Dutch Housing
If you ask anyone with a family what they desire most in a home there are usually a couple of things that are always mentioned. A garden, their own front door and a parking space. This is one of the reasons why our once green and pleasant land is now covered in sprawling housing estates full of Lego box houses. It is why our roads are clogged with increasing numbers of cars as suburban living is totally car dependent. It is also the reason why our energy use continues to rise due to the larger energy use that a detached house creates. Meanwhile our city centres are inhabited by childless couples, singles and the extremes of rich and poor.
Borneo Sporenburg in Amsterdam is a development that demonstrates that it is possible to create high density family housing within the heart of the city rather than building over green fields. By stipulating that 30-50% of each dwelling should be void, e.g. a patio courtyard at high or low level, the masterplan eliminated the need for private gardens at front or back. It also provided extreme privacy and security for the resident families, with strong gates to the ground floor also part of the masterplan’s rules.

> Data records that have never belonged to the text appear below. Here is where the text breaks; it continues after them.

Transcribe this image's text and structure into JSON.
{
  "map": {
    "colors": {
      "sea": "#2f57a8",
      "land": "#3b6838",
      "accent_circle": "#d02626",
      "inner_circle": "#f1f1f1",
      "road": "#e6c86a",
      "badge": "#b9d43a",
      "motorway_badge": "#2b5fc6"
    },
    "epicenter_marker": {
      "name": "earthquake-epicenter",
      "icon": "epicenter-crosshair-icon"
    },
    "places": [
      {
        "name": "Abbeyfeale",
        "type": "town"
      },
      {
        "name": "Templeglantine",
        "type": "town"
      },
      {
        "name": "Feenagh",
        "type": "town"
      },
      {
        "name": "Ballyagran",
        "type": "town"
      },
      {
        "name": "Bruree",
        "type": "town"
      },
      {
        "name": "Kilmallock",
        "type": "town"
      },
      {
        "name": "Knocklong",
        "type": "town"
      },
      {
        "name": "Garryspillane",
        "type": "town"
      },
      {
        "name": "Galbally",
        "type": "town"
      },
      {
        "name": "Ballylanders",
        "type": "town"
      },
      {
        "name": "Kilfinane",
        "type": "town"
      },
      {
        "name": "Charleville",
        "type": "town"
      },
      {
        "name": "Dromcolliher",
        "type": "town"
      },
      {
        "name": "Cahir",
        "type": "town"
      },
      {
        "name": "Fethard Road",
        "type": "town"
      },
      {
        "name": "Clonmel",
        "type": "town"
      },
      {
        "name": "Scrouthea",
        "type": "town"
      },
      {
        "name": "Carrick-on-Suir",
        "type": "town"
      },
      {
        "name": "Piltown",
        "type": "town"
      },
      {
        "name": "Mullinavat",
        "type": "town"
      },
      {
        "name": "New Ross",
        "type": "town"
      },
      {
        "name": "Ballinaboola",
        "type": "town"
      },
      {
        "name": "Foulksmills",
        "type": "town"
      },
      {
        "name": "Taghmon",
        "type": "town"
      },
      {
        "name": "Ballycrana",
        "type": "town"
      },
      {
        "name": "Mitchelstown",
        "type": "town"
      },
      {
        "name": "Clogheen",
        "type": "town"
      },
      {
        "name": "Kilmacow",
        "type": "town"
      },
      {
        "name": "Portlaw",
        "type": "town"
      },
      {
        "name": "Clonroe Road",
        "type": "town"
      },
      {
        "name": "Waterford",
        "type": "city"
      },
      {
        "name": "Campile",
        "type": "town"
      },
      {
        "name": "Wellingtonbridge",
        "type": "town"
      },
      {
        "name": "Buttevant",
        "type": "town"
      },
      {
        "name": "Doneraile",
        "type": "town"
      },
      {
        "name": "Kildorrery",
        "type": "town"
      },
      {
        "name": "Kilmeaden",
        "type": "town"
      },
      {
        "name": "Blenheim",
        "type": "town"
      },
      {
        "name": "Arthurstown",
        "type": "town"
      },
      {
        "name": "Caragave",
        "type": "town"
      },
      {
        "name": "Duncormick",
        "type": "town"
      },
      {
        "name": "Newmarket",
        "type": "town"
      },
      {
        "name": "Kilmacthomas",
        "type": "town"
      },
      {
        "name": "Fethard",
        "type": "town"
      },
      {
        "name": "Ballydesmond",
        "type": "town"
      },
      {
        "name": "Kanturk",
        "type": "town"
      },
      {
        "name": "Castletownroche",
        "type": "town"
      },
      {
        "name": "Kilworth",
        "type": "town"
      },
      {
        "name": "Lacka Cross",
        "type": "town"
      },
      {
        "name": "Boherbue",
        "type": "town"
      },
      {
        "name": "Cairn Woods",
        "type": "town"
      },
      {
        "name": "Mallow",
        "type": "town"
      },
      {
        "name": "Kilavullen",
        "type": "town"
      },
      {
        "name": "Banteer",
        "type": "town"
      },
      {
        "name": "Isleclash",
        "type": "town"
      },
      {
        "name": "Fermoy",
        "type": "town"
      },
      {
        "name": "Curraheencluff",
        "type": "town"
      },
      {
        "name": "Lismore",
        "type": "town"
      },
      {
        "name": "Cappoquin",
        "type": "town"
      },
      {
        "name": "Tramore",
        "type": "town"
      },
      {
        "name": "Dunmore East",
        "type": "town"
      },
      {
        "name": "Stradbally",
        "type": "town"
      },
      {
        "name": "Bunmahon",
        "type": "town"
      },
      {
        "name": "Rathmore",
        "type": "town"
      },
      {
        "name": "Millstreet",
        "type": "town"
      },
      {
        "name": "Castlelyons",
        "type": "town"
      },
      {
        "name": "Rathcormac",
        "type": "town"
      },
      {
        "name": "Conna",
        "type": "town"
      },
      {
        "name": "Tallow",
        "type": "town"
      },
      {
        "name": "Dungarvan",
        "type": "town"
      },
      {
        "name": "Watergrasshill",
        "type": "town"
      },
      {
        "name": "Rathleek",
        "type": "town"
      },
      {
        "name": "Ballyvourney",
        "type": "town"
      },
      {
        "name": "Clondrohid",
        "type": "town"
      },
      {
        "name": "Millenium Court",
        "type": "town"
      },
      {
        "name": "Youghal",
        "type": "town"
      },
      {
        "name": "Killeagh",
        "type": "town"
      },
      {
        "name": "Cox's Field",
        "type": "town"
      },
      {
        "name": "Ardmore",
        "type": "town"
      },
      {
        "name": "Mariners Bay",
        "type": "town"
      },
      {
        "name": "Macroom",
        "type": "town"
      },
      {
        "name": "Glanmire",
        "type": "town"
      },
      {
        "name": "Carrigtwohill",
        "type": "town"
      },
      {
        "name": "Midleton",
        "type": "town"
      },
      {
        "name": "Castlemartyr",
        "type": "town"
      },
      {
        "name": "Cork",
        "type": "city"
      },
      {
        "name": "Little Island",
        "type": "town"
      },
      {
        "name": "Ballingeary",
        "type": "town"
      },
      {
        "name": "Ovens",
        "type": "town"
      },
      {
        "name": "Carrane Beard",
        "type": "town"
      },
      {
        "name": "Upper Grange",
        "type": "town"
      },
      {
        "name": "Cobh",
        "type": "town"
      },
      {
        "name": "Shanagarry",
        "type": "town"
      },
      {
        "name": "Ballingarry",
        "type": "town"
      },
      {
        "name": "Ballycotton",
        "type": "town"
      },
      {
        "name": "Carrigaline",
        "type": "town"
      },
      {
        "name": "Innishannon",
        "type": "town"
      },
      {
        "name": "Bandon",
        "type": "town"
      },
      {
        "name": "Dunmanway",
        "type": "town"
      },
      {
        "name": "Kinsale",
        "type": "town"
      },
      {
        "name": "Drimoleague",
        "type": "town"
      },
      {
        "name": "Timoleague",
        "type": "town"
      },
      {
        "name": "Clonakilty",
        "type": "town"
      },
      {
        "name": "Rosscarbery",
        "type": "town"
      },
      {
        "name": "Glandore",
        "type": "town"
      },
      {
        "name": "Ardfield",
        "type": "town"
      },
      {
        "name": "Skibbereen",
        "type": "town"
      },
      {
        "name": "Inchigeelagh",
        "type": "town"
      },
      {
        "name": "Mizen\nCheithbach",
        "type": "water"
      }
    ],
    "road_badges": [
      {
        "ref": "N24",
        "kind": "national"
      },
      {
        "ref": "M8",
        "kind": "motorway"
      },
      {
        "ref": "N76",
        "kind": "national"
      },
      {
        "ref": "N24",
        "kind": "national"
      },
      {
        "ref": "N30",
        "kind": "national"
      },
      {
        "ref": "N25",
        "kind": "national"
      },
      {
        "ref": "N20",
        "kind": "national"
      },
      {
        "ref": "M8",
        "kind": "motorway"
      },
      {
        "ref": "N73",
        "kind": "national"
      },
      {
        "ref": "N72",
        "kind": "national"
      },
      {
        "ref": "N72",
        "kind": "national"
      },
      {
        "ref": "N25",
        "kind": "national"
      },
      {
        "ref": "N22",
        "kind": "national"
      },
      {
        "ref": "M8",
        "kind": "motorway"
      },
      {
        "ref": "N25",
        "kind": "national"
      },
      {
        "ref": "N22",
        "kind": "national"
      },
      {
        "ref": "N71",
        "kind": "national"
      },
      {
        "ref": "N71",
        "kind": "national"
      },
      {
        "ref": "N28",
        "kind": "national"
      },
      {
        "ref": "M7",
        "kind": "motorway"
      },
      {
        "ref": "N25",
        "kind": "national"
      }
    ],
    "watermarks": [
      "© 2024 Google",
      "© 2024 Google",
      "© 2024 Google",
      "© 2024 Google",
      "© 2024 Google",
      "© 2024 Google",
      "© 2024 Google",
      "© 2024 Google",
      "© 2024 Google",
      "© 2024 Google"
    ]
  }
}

A further important rule of the masterplan was that parking should not be provided on-street but should be incorporated into the volume of the dwelling. This led to half-sunken garages supporting a raised ground floor, carports and sunken carparks for the large blocks, allowing the streets to become a minimum width, maximising efficiency. By eliminating the ‘semi-public’ private gardens and parking spaces the houses are brought into a very direct relation with the street, overlooking it directly and with front doors opening at one step onto the public realm. The sense of communal safety this produces is highly successful.
The most striking feature of the housing is the variety of architectural solutions for each identically sized plot. Each owner was free to choose their own architect (from a long-list drawn up by the master planners) to create their own house within the general guidelines set by the masterplan. The resulting visual vitality and expression of personal commitment to the area is one of the most successful aspects of the development.